As inflation and the cost of living continues to rise, customers are running a leaner, meaner subscription operation. "If we've got 10 per cent inflation, and someone has 10 subscriptions, someone has to ditch one of those subscriptions to have the same standard of living in 12 months' time," says Tim Mulligan. "That's the first time that's happened in the digital economy."
How will that play out in music? With just two major players in Apple and Spotify, things are likely to be more stable than in the ultra-competitive TV market. Mark Mulligan believes more customers might switch to Spotify's free, ad-supported streaming service to save money.
Yet customers are unlikely to bow out of music completely because "music is a cheaper product … and you only need one of them".
As many gamers already know, the best value for money could lie in video game subscription services. Playstation Plus and Xbox Live subscription packages offer gamers hundreds of hours of interactive content across dozens of titles for the same price as Netflix. They're also newer services "in a more favourable stage of the adoption cycle" says analyst Karol Severin, who believes more are cottoning on to this than ever.
What does all this add up to? Cultural trends analyst Hanna Kahlert says the short-term outlook isn't good. "The artificial boom period is coming to an end," she warns. Add in the cost of living crisis, and some streaming services aren't going to last. Locally, that could be good news for free services like TVNZ OnDemand and Three Now, both of which offer quality local content and varying selections of overseas shows, all for just your email address.

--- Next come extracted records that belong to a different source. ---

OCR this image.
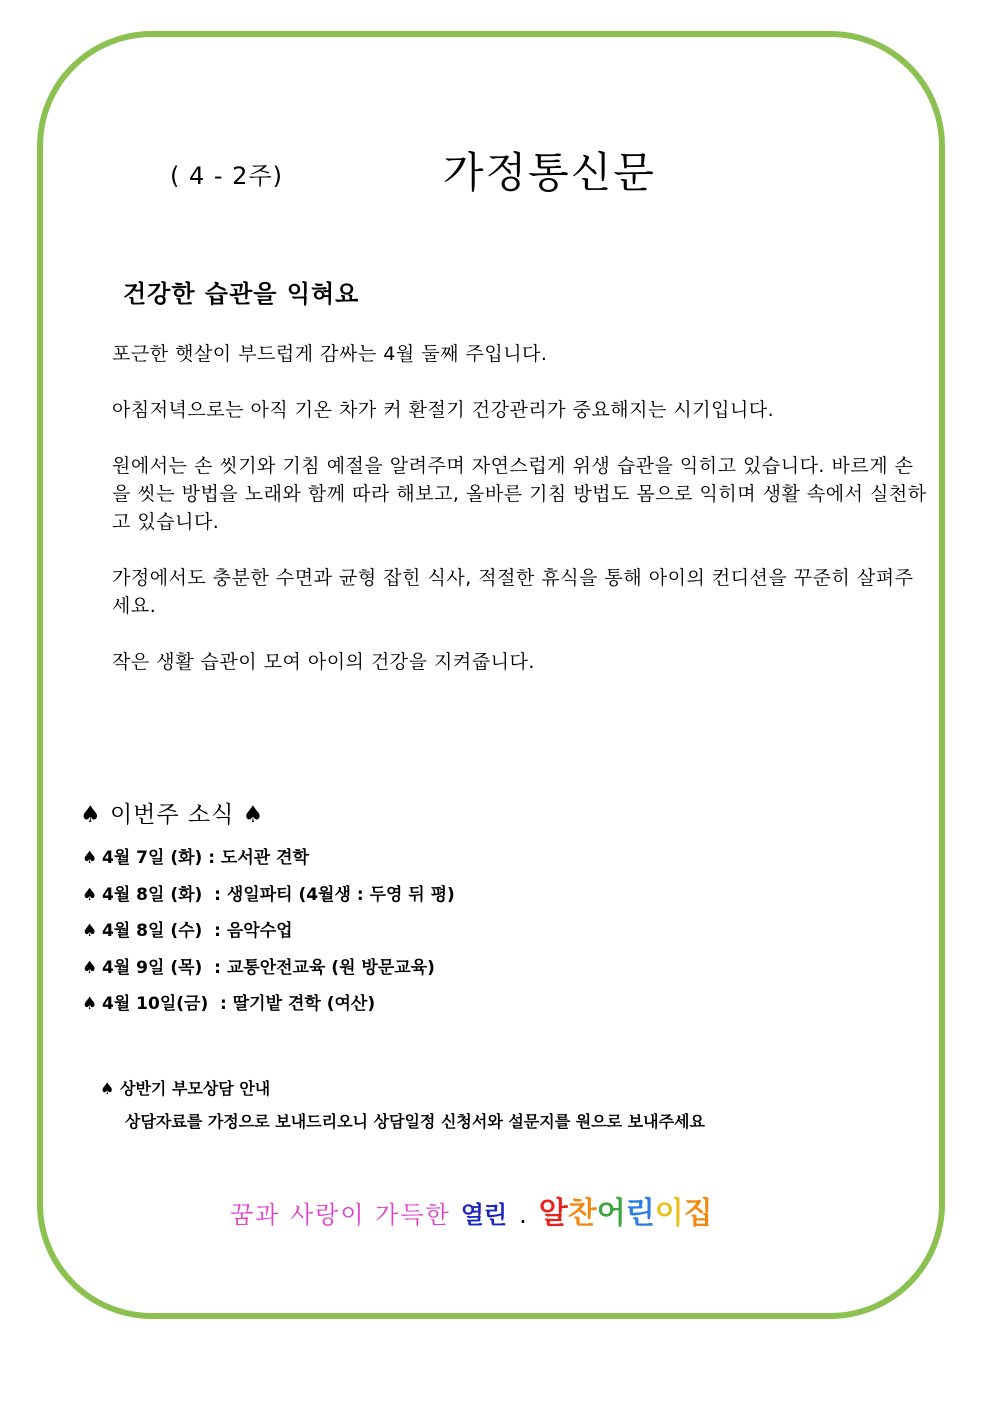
( 4 - 2주)	가정통신문
건강한 습관을 익혀요

포근한 햇살이 부드럽게 감싸는 4월 둘째 주입니다.

아침저녁으로는 아직 기온 차가 커 환절기 건강관리가 중요해지는 시기입니다.

원에서는 손 씻기와 기침 예절을 알려주며 자연스럽게 위생 습관을 익히고 있습니다. 바르게 손을 씻는 방법을 노래와 함께 따라 해보고, 올바른 기침 방법도 몸으로 익히며 생활 속에서 실천하고 있습니다.

가정에서도 충분한 수면과 균형 잡힌 식사, 적절한 휴식을 통해 아이의 컨디션을 꾸준히 살펴주세요.

작은 생활 습관이 모여 아이의 건강을 지켜줍니다.

♠ 이번주 소식 ♠
♠ 4월 7일 (화) : 도서관 견학
♠ 4월 8일 (화)  : 생일파티 (4월생 : 두영 뒤 평)
♠ 4월 8일 (수)  : 음악수업
♠ 4월 9일 (목)  : 교통안전교육 (원 방문교육)
♠ 4월 10일(금)  : 딸기밭 견학 (여산)
♠ 상반기 부모상담 안내
상담자료를 가정으로 보내드리오니 상담일정 신청서와 설문지를 원으로 보내주세요
꿈과 사랑이 가득한 열린 . 알찬어린이집
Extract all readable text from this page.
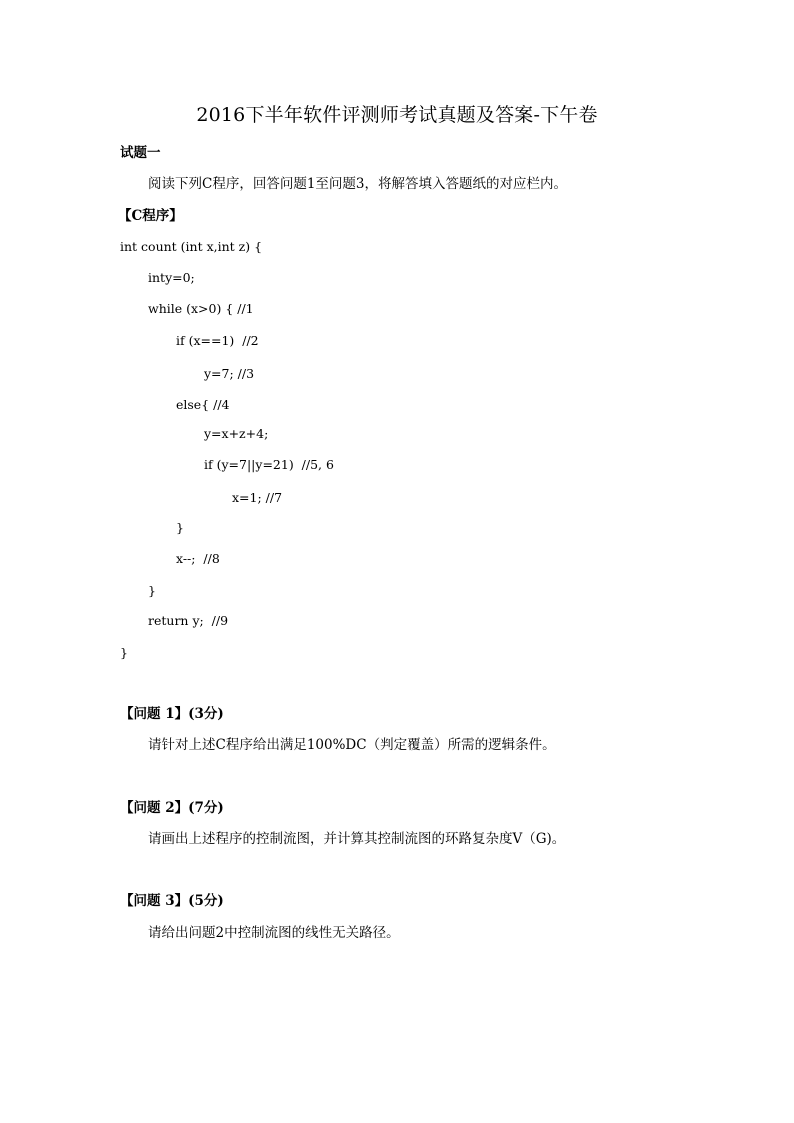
2016下半年软件评测师考试真题及答案-下午卷
试题一
阅读下列C程序，回答问题1至问题3，将解答填入答题纸的对应栏内。
【C程序】
int count (int x,int z) {
inty=0;
while (x>0) { //1
if (x==1)  //2
y=7; //3
else{ //4
y=x+z+4;
if (y=7||y=21)  //5, 6
x=1; //7
}
x--;  //8
}
return y;  //9
}
【问题 1】(3分)
请针对上述C程序给出满足100%DC（判定覆盖）所需的逻辑条件。
【问题 2】(7分)
请画出上述程序的控制流图，并计算其控制流图的环路复杂度V（G)。
【问题 3】(5分)
请给出问题2中控制流图的线性无关路径。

Paid services are going to have the problems. Savvy switchers aren't going away. Younger consumers are already accustomed to "stop-start, all-or-nothing behaviour" says Kahlert. They may even get better at it, and start teaching their parents how to do it. "Those habits are there to stay."
That's good news for wallets, but bad news for streaming services, who are going to need to find ways to offer better value for money, and more reasons for subscribers to stick around, or they simply won't last.